I have been re-reading my posts, and I wonder if I am being truly authentic. I know I am truthful. I am proud to be disabled, annoyed by the views people have of people with disabilities, and have shared some of the frustration that happens with Friedreich’s ataxia. But it feels very surface like I’m not going deep enough.
I’m going to explore this topic a bit.
Authenticity is a buzzword of sorts to me. When I was growing up in the ’80s and ’90s, I don’t remember the word being used in any context other than verifying a work of art as an “authentic” piece. But now, it’s an adjective referring to how real and genuine a person is to who they are and what is going on in their lives.

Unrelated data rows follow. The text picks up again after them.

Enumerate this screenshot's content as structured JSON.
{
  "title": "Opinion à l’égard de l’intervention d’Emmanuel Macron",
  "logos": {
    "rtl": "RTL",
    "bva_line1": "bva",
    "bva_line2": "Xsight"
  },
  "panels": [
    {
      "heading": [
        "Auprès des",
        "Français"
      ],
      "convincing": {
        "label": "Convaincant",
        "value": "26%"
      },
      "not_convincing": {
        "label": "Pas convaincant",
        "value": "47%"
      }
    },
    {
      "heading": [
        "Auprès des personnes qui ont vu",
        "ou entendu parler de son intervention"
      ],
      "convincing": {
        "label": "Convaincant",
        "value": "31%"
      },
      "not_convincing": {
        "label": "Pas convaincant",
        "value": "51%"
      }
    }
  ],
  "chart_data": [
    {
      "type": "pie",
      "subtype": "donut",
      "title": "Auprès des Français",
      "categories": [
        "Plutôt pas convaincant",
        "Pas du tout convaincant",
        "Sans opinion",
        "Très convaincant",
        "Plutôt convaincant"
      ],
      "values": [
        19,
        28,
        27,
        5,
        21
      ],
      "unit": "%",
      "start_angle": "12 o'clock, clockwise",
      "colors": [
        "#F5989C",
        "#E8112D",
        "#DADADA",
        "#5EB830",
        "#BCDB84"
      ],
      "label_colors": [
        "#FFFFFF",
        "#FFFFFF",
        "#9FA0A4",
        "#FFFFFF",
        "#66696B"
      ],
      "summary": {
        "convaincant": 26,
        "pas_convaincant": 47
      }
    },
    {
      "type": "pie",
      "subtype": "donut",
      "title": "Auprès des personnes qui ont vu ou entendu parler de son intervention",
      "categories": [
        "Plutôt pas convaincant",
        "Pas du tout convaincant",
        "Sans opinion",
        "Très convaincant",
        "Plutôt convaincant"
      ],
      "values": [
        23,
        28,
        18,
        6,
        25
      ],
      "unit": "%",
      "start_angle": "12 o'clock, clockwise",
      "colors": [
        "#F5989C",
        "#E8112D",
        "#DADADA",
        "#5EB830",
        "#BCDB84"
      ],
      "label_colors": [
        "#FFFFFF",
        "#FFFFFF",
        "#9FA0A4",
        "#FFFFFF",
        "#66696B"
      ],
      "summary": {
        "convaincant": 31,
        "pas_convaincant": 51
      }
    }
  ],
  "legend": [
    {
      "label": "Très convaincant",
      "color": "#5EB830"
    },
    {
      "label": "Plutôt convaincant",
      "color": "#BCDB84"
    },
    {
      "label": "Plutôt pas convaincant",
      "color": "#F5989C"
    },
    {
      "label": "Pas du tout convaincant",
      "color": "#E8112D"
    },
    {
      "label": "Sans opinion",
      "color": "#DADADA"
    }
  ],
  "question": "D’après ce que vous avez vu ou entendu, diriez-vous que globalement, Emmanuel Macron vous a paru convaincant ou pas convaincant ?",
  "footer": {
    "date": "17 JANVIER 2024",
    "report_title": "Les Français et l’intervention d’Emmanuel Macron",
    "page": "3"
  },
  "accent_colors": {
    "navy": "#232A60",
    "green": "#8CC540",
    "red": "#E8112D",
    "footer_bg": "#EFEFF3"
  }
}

As a Gen X’er who isn’t as good at expressing feelings as Millenials or Gen Z, I still have to work at revealing my reality. In addition, I feel the need to consider the effects of my words on people with disabilities, and that adds a layer of backdrop to my stories.

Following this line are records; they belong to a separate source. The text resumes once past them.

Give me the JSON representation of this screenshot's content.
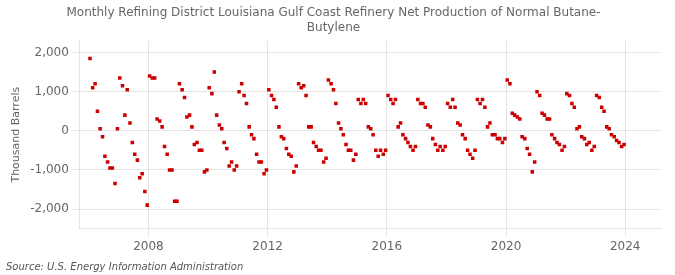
{
  "chart_data": {
    "type": "scatter",
    "title": "Monthly Refining District Louisiana Gulf Coast Refinery Net Production of Normal Butane-\nButylene",
    "ylabel": "Thousand Barrels",
    "annotation": "Source: U.S. Energy Information Administration",
    "color": "#cc0000",
    "marker": "square",
    "grid": true,
    "xlim": [
      2005.7,
      2025.2
    ],
    "xticks": [
      2008,
      2012,
      2016,
      2020,
      2024
    ],
    "ylim": [
      -2500,
      2300
    ],
    "yticks": [
      {
        "value": -2000,
        "label": "-2,000"
      },
      {
        "value": -1000,
        "label": "-1,000"
      },
      0,
      {
        "value": 1000,
        "label": "1,000"
      },
      {
        "value": 2000,
        "label": "2,000"
      }
    ],
    "x": [
      2006.04,
      2006.13,
      2006.21,
      2006.29,
      2006.38,
      2006.46,
      2006.54,
      2006.63,
      2006.71,
      2006.79,
      2006.88,
      2006.96,
      2007.04,
      2007.13,
      2007.21,
      2007.29,
      2007.38,
      2007.46,
      2007.54,
      2007.63,
      2007.71,
      2007.79,
      2007.88,
      2007.96,
      2008.04,
      2008.13,
      2008.21,
      2008.29,
      2008.38,
      2008.46,
      2008.54,
      2008.63,
      2008.71,
      2008.79,
      2008.88,
      2008.96,
      2009.04,
      2009.13,
      2009.21,
      2009.29,
      2009.38,
      2009.46,
      2009.54,
      2009.63,
      2009.71,
      2009.79,
      2009.88,
      2009.96,
      2010.04,
      2010.13,
      2010.21,
      2010.29,
      2010.38,
      2010.46,
      2010.54,
      2010.63,
      2010.71,
      2010.79,
      2010.88,
      2010.96,
      2011.04,
      2011.13,
      2011.21,
      2011.29,
      2011.38,
      2011.46,
      2011.54,
      2011.63,
      2011.71,
      2011.79,
      2011.88,
      2011.96,
      2012.04,
      2012.13,
      2012.21,
      2012.29,
      2012.38,
      2012.46,
      2012.54,
      2012.63,
      2012.71,
      2012.79,
      2012.88,
      2012.96,
      2013.04,
      2013.13,
      2013.21,
      2013.29,
      2013.38,
      2013.46,
      2013.54,
      2013.63,
      2013.71,
      2013.79,
      2013.88,
      2013.96,
      2014.04,
      2014.13,
      2014.21,
      2014.29,
      2014.38,
      2014.46,
      2014.54,
      2014.63,
      2014.71,
      2014.79,
      2014.88,
      2014.96,
      2015.04,
      2015.13,
      2015.21,
      2015.29,
      2015.38,
      2015.46,
      2015.54,
      2015.63,
      2015.71,
      2015.79,
      2015.88,
      2015.96,
      2016.04,
      2016.13,
      2016.21,
      2016.29,
      2016.38,
      2016.46,
      2016.54,
      2016.63,
      2016.71,
      2016.79,
      2016.88,
      2016.96,
      2017.04,
      2017.13,
      2017.21,
      2017.29,
      2017.38,
      2017.46,
      2017.54,
      2017.63,
      2017.71,
      2017.79,
      2017.88,
      2017.96,
      2018.04,
      2018.13,
      2018.21,
      2018.29,
      2018.38,
      2018.46,
      2018.54,
      2018.63,
      2018.71,
      2018.79,
      2018.88,
      2018.96,
      2019.04,
      2019.13,
      2019.21,
      2019.29,
      2019.38,
      2019.46,
      2019.54,
      2019.63,
      2019.71,
      2019.79,
      2019.88,
      2019.96,
      2020.04,
      2020.13,
      2020.21,
      2020.29,
      2020.38,
      2020.46,
      2020.54,
      2020.63,
      2020.71,
      2020.79,
      2020.88,
      2020.96,
      2021.04,
      2021.13,
      2021.21,
      2021.29,
      2021.38,
      2021.46,
      2021.54,
      2021.63,
      2021.71,
      2021.79,
      2021.88,
      2021.96,
      2022.04,
      2022.13,
      2022.21,
      2022.29,
      2022.38,
      2022.46,
      2022.54,
      2022.63,
      2022.71,
      2022.79,
      2022.88,
      2022.96,
      2023.04,
      2023.13,
      2023.21,
      2023.29,
      2023.38,
      2023.46,
      2023.54,
      2023.63,
      2023.71,
      2023.79,
      2023.88,
      2023.96
    ],
    "values": [
      1850,
      1100,
      1200,
      500,
      50,
      -150,
      -650,
      -800,
      -950,
      -950,
      -1350,
      50,
      1350,
      1150,
      400,
      1050,
      200,
      -300,
      -600,
      -750,
      -1200,
      -1100,
      -1550,
      -1900,
      1400,
      1350,
      1350,
      300,
      250,
      100,
      -400,
      -600,
      -1000,
      -1000,
      -1800,
      -1800,
      1200,
      1050,
      850,
      350,
      400,
      100,
      -350,
      -300,
      -500,
      -500,
      -1050,
      -1000,
      1100,
      950,
      1500,
      400,
      150,
      50,
      -300,
      -450,
      -900,
      -800,
      -1000,
      -900,
      1000,
      1200,
      900,
      700,
      100,
      -100,
      -200,
      -600,
      -800,
      -800,
      -1100,
      -1000,
      1050,
      900,
      800,
      600,
      100,
      -150,
      -200,
      -450,
      -600,
      -650,
      -1050,
      -900,
      1200,
      1100,
      1150,
      900,
      100,
      100,
      -300,
      -400,
      -500,
      -500,
      -800,
      -700,
      1300,
      1200,
      1050,
      700,
      200,
      50,
      -100,
      -350,
      -500,
      -500,
      -750,
      -600,
      800,
      700,
      800,
      700,
      100,
      50,
      -100,
      -500,
      -650,
      -500,
      -600,
      -500,
      900,
      800,
      700,
      800,
      100,
      200,
      -100,
      -200,
      -300,
      -400,
      -500,
      -400,
      800,
      700,
      700,
      600,
      150,
      100,
      -200,
      -350,
      -500,
      -400,
      -500,
      -400,
      700,
      600,
      800,
      600,
      200,
      150,
      -100,
      -200,
      -500,
      -600,
      -700,
      -500,
      800,
      700,
      800,
      600,
      100,
      200,
      -100,
      -100,
      -200,
      -200,
      -300,
      -200,
      1300,
      1200,
      450,
      400,
      350,
      300,
      -150,
      -200,
      -450,
      -600,
      -1050,
      -800,
      1000,
      900,
      450,
      400,
      300,
      300,
      -100,
      -200,
      -300,
      -350,
      -500,
      -400,
      950,
      900,
      700,
      600,
      50,
      100,
      -150,
      -200,
      -350,
      -300,
      -500,
      -400,
      900,
      850,
      600,
      500,
      100,
      50,
      -100,
      -150,
      -250,
      -300,
      -400,
      -350
    ]
  }
}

I want people to know what living with FA is like, but I don’t want to invoke pity. It is frustrating and can spur on tears. But just because my life is different doesn’t mean it is tragic.

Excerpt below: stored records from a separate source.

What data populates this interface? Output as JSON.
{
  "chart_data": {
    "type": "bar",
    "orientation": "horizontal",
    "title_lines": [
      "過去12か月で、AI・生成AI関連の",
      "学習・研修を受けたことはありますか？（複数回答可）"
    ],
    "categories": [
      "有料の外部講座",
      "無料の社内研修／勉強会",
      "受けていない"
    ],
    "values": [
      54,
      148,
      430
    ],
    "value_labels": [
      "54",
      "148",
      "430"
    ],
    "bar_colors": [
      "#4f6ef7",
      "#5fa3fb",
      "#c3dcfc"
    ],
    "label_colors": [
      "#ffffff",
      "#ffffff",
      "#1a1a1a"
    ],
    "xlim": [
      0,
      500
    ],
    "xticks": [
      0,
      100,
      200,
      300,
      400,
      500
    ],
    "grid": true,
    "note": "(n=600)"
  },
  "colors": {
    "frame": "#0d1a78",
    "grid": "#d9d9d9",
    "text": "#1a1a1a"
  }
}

I do not want people to feel sorry for disabled people in general and me. Being able to walk does not mean your life is horrible. Being a wheelchair user doesn’t mean you stay at home feeling sorry for yourself.
My own journey of acceptance will be conveyed in my upcoming memoir, My Unexpected Life: Finding Balance Beyond My Diagnosis. It didn’t happen overnight, and it’s an ever-evolving process. I am sure I still have ableist thoughts, use ableist language, and can be insensitive.
In the writing I’ve done for my memoir, I am very forthcoming and have been told I do not make people feel bad for me. I could do the same on the blog, but something is holding me back from talking about the difficulties of living with FA. I’m unsure what is, but I hope to continue searching, learning, and creating.